Guy, fils de Guillaume en hérite et fait don à l'État en 1963 du château et
du parc ainsi qu'une parcelle pour son potentiel archéologique tandis que
ses deux filles héritent de la ferme et du domaine agricole. On peut
appréhender l'état du territoire grâce à de nombreux documents, depuis la
carte de Cassini, le plan d'arpentage de 1783 et le plan de Delisle en 1785
jusqu'au cadastre de 1838. Avant la Révolution, le chemin formait un
carrefour au niveau du bâtiment : une voie continuait vers l'ouest (c'est
maintenant l'allée Madame) et celle qui conduisait vers le pont sur le canal
passait très près des constructions, dans l'axe de la façade sud. Vers 1840
sans doute, la volonté de créer un parc et d'isoler le château des nuisances
du passage entraîne le déplacement du chemin vers l'Est, à l'emplacement
actuel de la D 14. Le château, lors l'achat par les Sabatier en 1792, se
présentait à peu près comme aujourd'hui : une aile sud double en profondeur
pour l'habitation, une aile nord et une à l'ouest pour les services et le
personnel de la ferme. L'aile sud était prolongée à l'ouest par la ferme
mais cette partie était prévue à démolir et n'existe plus aujourd'hui tandis
qu'à l'est, une aile devait être construite pour fermer le quadrilatère avec
le portail d'entrée vers la cour et les écuries. De plus, un grand sellier
doublant l'aile nord était projeté au nord mais les projets ne seront pas
réalisés. Des travaux (connus par des factures de 1809 à 1818) permirent de
remettre le château en état. L'aspect de cette construction est connu par
une plaque photographique conservée aux archives du Gard et par une
aquarelle conservée au château, toutes deux non datées, mais on voit un mas
couvert en tuiles avec une génoise et une surélévation d'un niveau sur deux
travées formant tourelle se terminant par une terrasse. La transformation de
cette demeure en un château est difficile à dater mais c'est l'œuvre de deux
hommes : Frédéric Sabatier qui partage son temps entre Paris et Espeyran
jusqu'à sa mort en 1864 puis son fils Guillaume à partir de 1880 jusqu'à sa
mort en 1936. On connait l'état du château en 1864 par l'inventaire des
biens dressé le 22 juin qui estime le mobilier de chaque pièce, les animaux
et les outils.

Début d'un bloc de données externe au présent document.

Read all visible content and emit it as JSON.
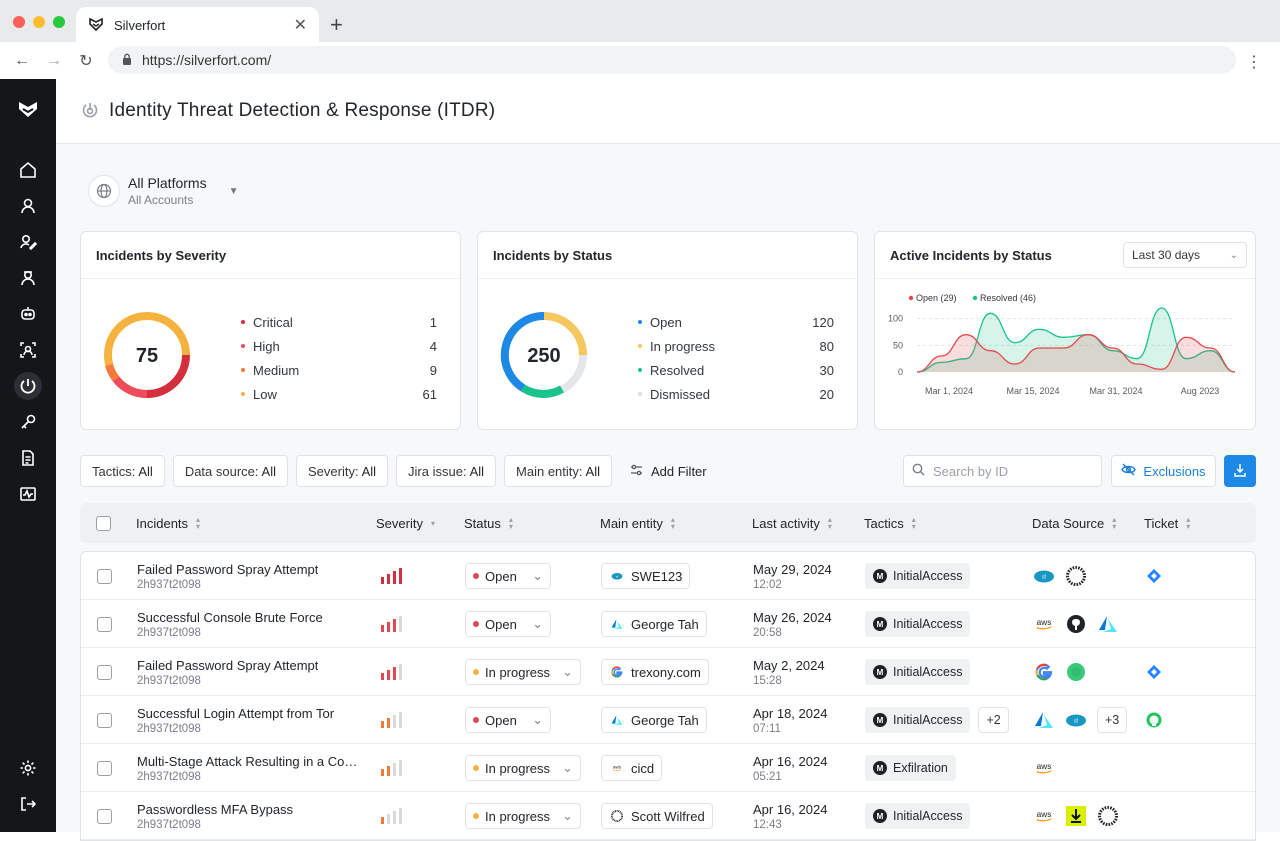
{
  "browser": {
    "tab_title": "Silverfort",
    "url": "https://silverfort.com/"
  },
  "page": {
    "title": "Identity Threat Detection & Response (ITDR)"
  },
  "platform": {
    "title": "All Platforms",
    "subtitle": "All Accounts"
  },
  "severity_card": {
    "title": "Incidents by Severity",
    "total": "75",
    "items": [
      {
        "label": "Critical",
        "value": "1",
        "color": "#d32f3f"
      },
      {
        "label": "High",
        "value": "4",
        "color": "#ee4b5b"
      },
      {
        "label": "Medium",
        "value": "9",
        "color": "#f5793b"
      },
      {
        "label": "Low",
        "value": "61",
        "color": "#f6b23e"
      }
    ]
  },
  "status_card": {
    "title": "Incidents by Status",
    "total": "250",
    "items": [
      {
        "label": "Open",
        "value": "120",
        "color": "#1e88e5"
      },
      {
        "label": "In progress",
        "value": "80",
        "color": "#f6c75e"
      },
      {
        "label": "Resolved",
        "value": "30",
        "color": "#19c48a"
      },
      {
        "label": "Dismissed",
        "value": "20",
        "color": "#dcdee2"
      }
    ]
  },
  "active_card": {
    "title": "Active Incidents by Status",
    "range": "Last 30 days",
    "chart_data": {
      "type": "area",
      "x_ticks": [
        "Mar 1, 2024",
        "Mar 15, 2024",
        "Mar 31, 2024",
        "Aug 2023"
      ],
      "y_ticks": [
        "100",
        "50",
        "0"
      ],
      "ylim": [
        0,
        120
      ],
      "series": [
        {
          "name": "Open (29)",
          "color": "#e5484d",
          "values": [
            0,
            30,
            70,
            40,
            15,
            45,
            45,
            70,
            45,
            15,
            5,
            65,
            45,
            0
          ]
        },
        {
          "name": "Resolved (46)",
          "color": "#19c48a",
          "values": [
            0,
            18,
            25,
            110,
            55,
            80,
            65,
            70,
            40,
            25,
            120,
            25,
            40,
            0
          ]
        }
      ]
    }
  },
  "filters": [
    {
      "key": "Tactics",
      "value": "All"
    },
    {
      "key": "Data source",
      "value": "All"
    },
    {
      "key": "Severity",
      "value": "All"
    },
    {
      "key": "Jira issue",
      "value": "All"
    },
    {
      "key": "Main entity",
      "value": "All"
    }
  ],
  "add_filter": "Add Filter",
  "search": {
    "placeholder": "Search by ID"
  },
  "exclusions": "Exclusions",
  "columns": [
    "Incidents",
    "Severity",
    "Status",
    "Main entity",
    "Last activity",
    "Tactics",
    "Data Source",
    "Ticket"
  ],
  "rows": [
    {
      "name": "Failed Password Spray Attempt",
      "id": "2h937t2t098",
      "sev": 4,
      "status": "Open",
      "status_color": "#e5484d",
      "entity": "SWE123",
      "entity_icon": "salesforce-icon",
      "date": "May 29, 2024",
      "time": "12:02",
      "tactic": "InitialAccess",
      "tactic_more": "",
      "sources": [
        "salesforce-icon",
        "okta-icon"
      ],
      "sources_more": "",
      "ticket": "jira-icon"
    },
    {
      "name": "Successful Console Brute Force",
      "id": "2h937t2t098",
      "sev": 3,
      "status": "Open",
      "status_color": "#e5484d",
      "entity": "George Tah",
      "entity_icon": "azure-icon",
      "date": "May 26, 2024",
      "time": "20:58",
      "tactic": "InitialAccess",
      "tactic_more": "",
      "sources": [
        "aws-icon",
        "github-icon",
        "azure-icon"
      ],
      "sources_more": "",
      "ticket": ""
    },
    {
      "name": "Failed Password Spray Attempt",
      "id": "2h937t2t098",
      "sev": 3,
      "status": "In progress",
      "status_color": "#f6b23e",
      "entity": "trexony.com",
      "entity_icon": "google-icon",
      "date": "May 2, 2024",
      "time": "15:28",
      "tactic": "InitialAccess",
      "tactic_more": "",
      "sources": [
        "google-icon",
        "green-circle-icon"
      ],
      "sources_more": "",
      "ticket": "jira-icon"
    },
    {
      "name": "Successful Login Attempt from Tor",
      "id": "2h937t2t098",
      "sev": 2,
      "status": "Open",
      "status_color": "#e5484d",
      "entity": "George Tah",
      "entity_icon": "azure-icon",
      "date": "Apr 18, 2024",
      "time": "07:11",
      "tactic": "InitialAccess",
      "tactic_more": "+2",
      "sources": [
        "azure-icon",
        "salesforce-icon"
      ],
      "sources_more": "+3",
      "ticket": "servicenow-icon"
    },
    {
      "name": "Multi-Stage Attack Resulting in a Compromised Account",
      "id": "2h937t2t098",
      "sev": 2,
      "status": "In progress",
      "status_color": "#f6b23e",
      "entity": "cicd",
      "entity_icon": "aws-icon",
      "date": "Apr 16, 2024",
      "time": "05:21",
      "tactic": "Exfilration",
      "tactic_more": "",
      "sources": [
        "aws-icon"
      ],
      "sources_more": "",
      "ticket": ""
    },
    {
      "name": "Passwordless MFA Bypass",
      "id": "2h937t2t098",
      "sev": 1,
      "status": "In progress",
      "status_color": "#f6b23e",
      "entity": "Scott Wilfred",
      "entity_icon": "okta-icon",
      "date": "Apr 16, 2024",
      "time": "12:43",
      "tactic": "InitialAccess",
      "tactic_more": "",
      "sources": [
        "aws-icon",
        "download-yellow-icon",
        "okta-icon"
      ],
      "sources_more": "",
      "ticket": ""
    }
  ],
  "sidebar": [
    "home-icon",
    "user-icon",
    "user-edit-icon",
    "agent-icon",
    "bot-icon",
    "user-search-icon",
    "itdr-icon",
    "key-icon",
    "document-icon",
    "activity-icon",
    "settings-icon",
    "logout-icon"
  ]
}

Il semble que le grand salon n'était pas encore construit :
en tout cas, il n'est pas nommé et les peintures de l'Olympe sont encore
dans l'antichambre au 1er étage, de plus, les pièces de réception sur le
parc correspondent globalement à l'état du château tel qu'il apparaît sur le
plan de 1792 avec des modifications dans l'angle Sud-ouest pour créer la
chapelle, la salle à manger des domestiques et la cuisine dans l'aile ouest.
Les travaux des années 1880, réalisés par Guillaume revenant à Espeyran
après son mariage pour en faire une résidence d'été, sont mieux connus.

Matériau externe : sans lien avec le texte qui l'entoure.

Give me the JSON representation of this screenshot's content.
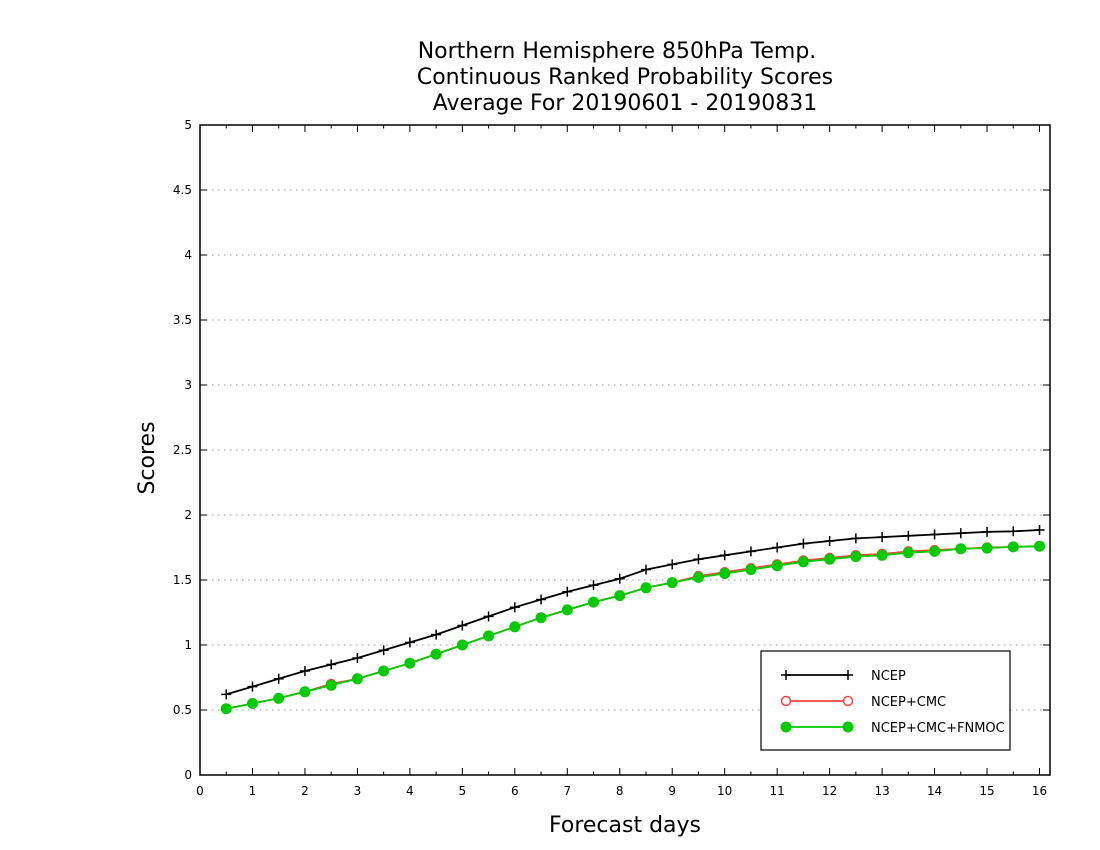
{
  "chart_data": {
    "type": "line",
    "title": [
      "Northern Hemisphere 850hPa Temp.",
      "Continuous Ranked Probability Scores",
      "Average For 20190601 - 20190831"
    ],
    "xlabel": "Forecast days",
    "ylabel": "Scores",
    "xlim": [
      0,
      16.2
    ],
    "ylim": [
      0,
      5
    ],
    "xticks": [
      "0",
      "1",
      "2",
      "3",
      "4",
      "5",
      "6",
      "7",
      "8",
      "9",
      "10",
      "11",
      "12",
      "13",
      "14",
      "15",
      "16"
    ],
    "yticks": [
      "0",
      "0.5",
      "1",
      "1.5",
      "2",
      "2.5",
      "3",
      "3.5",
      "4",
      "4.5",
      "5"
    ],
    "grid": true,
    "legend_position": "bottom-right",
    "x": [
      0.5,
      1,
      1.5,
      2,
      2.5,
      3,
      3.5,
      4,
      4.5,
      5,
      5.5,
      6,
      6.5,
      7,
      7.5,
      8,
      8.5,
      9,
      9.5,
      10,
      10.5,
      11,
      11.5,
      12,
      12.5,
      13,
      13.5,
      14,
      14.5,
      15,
      15.5,
      16
    ],
    "series": [
      {
        "name": "NCEP",
        "color": "#000000",
        "marker": "plus",
        "values": [
          0.62,
          0.68,
          0.74,
          0.8,
          0.85,
          0.9,
          0.96,
          1.02,
          1.08,
          1.15,
          1.22,
          1.29,
          1.35,
          1.41,
          1.46,
          1.51,
          1.58,
          1.62,
          1.66,
          1.69,
          1.72,
          1.75,
          1.78,
          1.8,
          1.82,
          1.83,
          1.84,
          1.85,
          1.86,
          1.87,
          1.875,
          1.885
        ]
      },
      {
        "name": "NCEP+CMC",
        "color": "#ff4040",
        "marker": "open-circle",
        "values": [
          0.51,
          0.55,
          0.59,
          0.64,
          0.7,
          0.74,
          0.8,
          0.86,
          0.93,
          1.0,
          1.07,
          1.14,
          1.21,
          1.27,
          1.33,
          1.38,
          1.44,
          1.48,
          1.53,
          1.56,
          1.59,
          1.62,
          1.65,
          1.67,
          1.69,
          1.7,
          1.72,
          1.73,
          1.74,
          1.75,
          1.755,
          1.76
        ]
      },
      {
        "name": "NCEP+CMC+FNMOC",
        "color": "#00cc00",
        "marker": "filled-circle",
        "values": [
          0.51,
          0.55,
          0.59,
          0.64,
          0.69,
          0.74,
          0.8,
          0.86,
          0.93,
          1.0,
          1.07,
          1.14,
          1.21,
          1.27,
          1.33,
          1.38,
          1.44,
          1.48,
          1.52,
          1.55,
          1.58,
          1.61,
          1.64,
          1.66,
          1.68,
          1.69,
          1.71,
          1.72,
          1.74,
          1.745,
          1.755,
          1.76
        ]
      }
    ]
  }
}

Ainsi, on peut suivre la construction de la ferme vers 1875, la réalisation
du toit du château en ardoises par l'entrepreneur couvreur Pascal de 1880 à
82, la reconstruction du château par l'entrepreneur Fourmaud de Saint Gilles
en 1881, la livraison de balustres en pierre en 83, de l'horloge puis des
aménagements intérieurs en 1884 mais certains sont antérieurs, ainsi la
livraison de deux médaillons par Baussan date de 1875 et la préparation d'un
vitrail par Pages de 1881. On ignore cependant l'ampleur du chantier,
n'ayant aucune quittance de démolition ou de matériaux. Les travaux exécutés
sur le château s'inspirent des projets proposés par les différents plans
mais en plus simple : un étage de mansardes ouvrant par des lucarnes dans le
brisis de la couverture en ardoise, un avant corps central formé d'un balcon
central porté par deux colonnes et couvert en pavillon. La façade reste
dissymétrique avec la tour à l'Ouest qui comporte un étage de plus et un
toit en pavillon. La fermeture de la cour à l'Est se fait par une grande
grille. L'aile en retour d'équerre coté ouest permet de loger les services.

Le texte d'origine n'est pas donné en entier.